"Julie in the Funhouse" from Jenny and the Jaws of Life
I received this collection of short stories along with the strong recommendation and endorsement of a good friend whilst still reading The Unbearable Lightness of Being. One problem I run into as I flit from one book to another is an issue of loyalty. If I read a book or collection that I am particularly enamored of, the next book is often doomed to mediocrity. This happened with Albert Camus' The Stranger recently (I know, right? Who do I think I am?). The result of this is replacing the less-than-enjoyed book back on my list for a later date. This is disappointing because chances are I'll only live into my eighties or so, meaning the odds of my reading every book I ever want to are already pretty slim. Rereading seems like a self-inflicted glitch, however necessary. I say all this only so I can say that this did not happen with Jincy Willett's collection. She follows Milan Kundera well. And so, before I delve into my excited and overly-qualified evaluation of one of her stories, I want to quote what David Sedaris says of her in his foreword. This is what I hope someone says (or thinks) of my writing someday:
Like all the best storywriters, Jincy Willett excels in the moment, that split second when everything changes, and there's a discomfort to this. We like to think we'll recognize such moments in our own lives, but when the time comes we almost always get it wrong. Our eyes peeled for the Big Event, we point out the usual suspects--the death of a parent, the car spinning out of control--not realizing that the damage was done weeks or maybe years earlier, over dinner or while washing our hair, the moment cunning in its very resemblance to everyday life.
GUH. Okay, here we go:
As the opener of the collection, "Julie in the Funhouse" feels like it's told in one breath. As I finished reading, I felt as though I was taking my first breath since I'd begun. She manages, flawlessly and seemingly with ease, to tell a story about a brother and a sister that happens to have a brutal incident in it (rather than the cheap vice versa). And it is not just any sibling relationship--she flirts the line of love that siblings experience without belittling or romanticizing it. She follows well (and, thus, so do we) the change that takes place when people are alive and the sudden realization of that change when one of them dies and the other does not. Her writing is the kind that makes me want to copy down each word in hopes that her style and brilliance will infiltrate and transform (and improve) my own. Alas, post-it notes must do.

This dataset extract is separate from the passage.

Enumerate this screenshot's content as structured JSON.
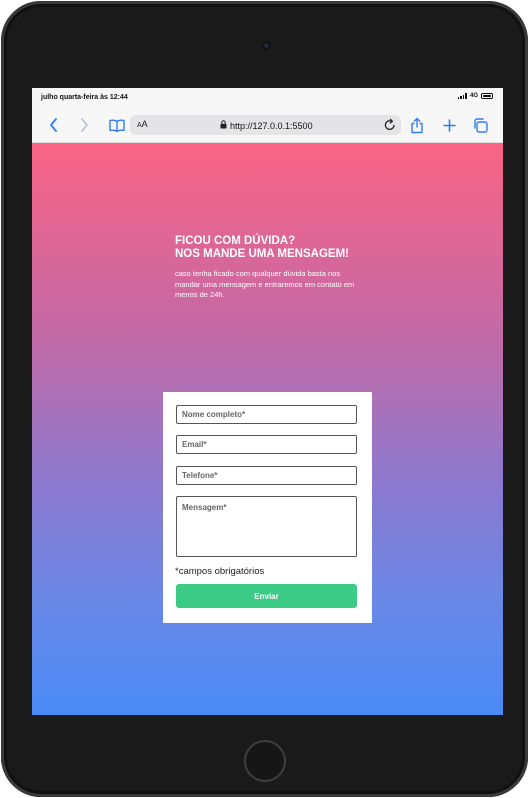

What I wish I'd written: "I laugh out loud and apologize at the same time, but Mr. Peterson is eighty-two years old now, and he smiles at me, acknowledging horror and despair with a sweet smile, the way some old people do, and some not so old people who have suffered early." (p. 11)
8 years ago
I read once that Hunter S. Thompson, in his early days, used to transcribe the novels of Fitzgerald and Hemingway and others, start to finish, just so his fingers could know what it felt like to write so beautifully.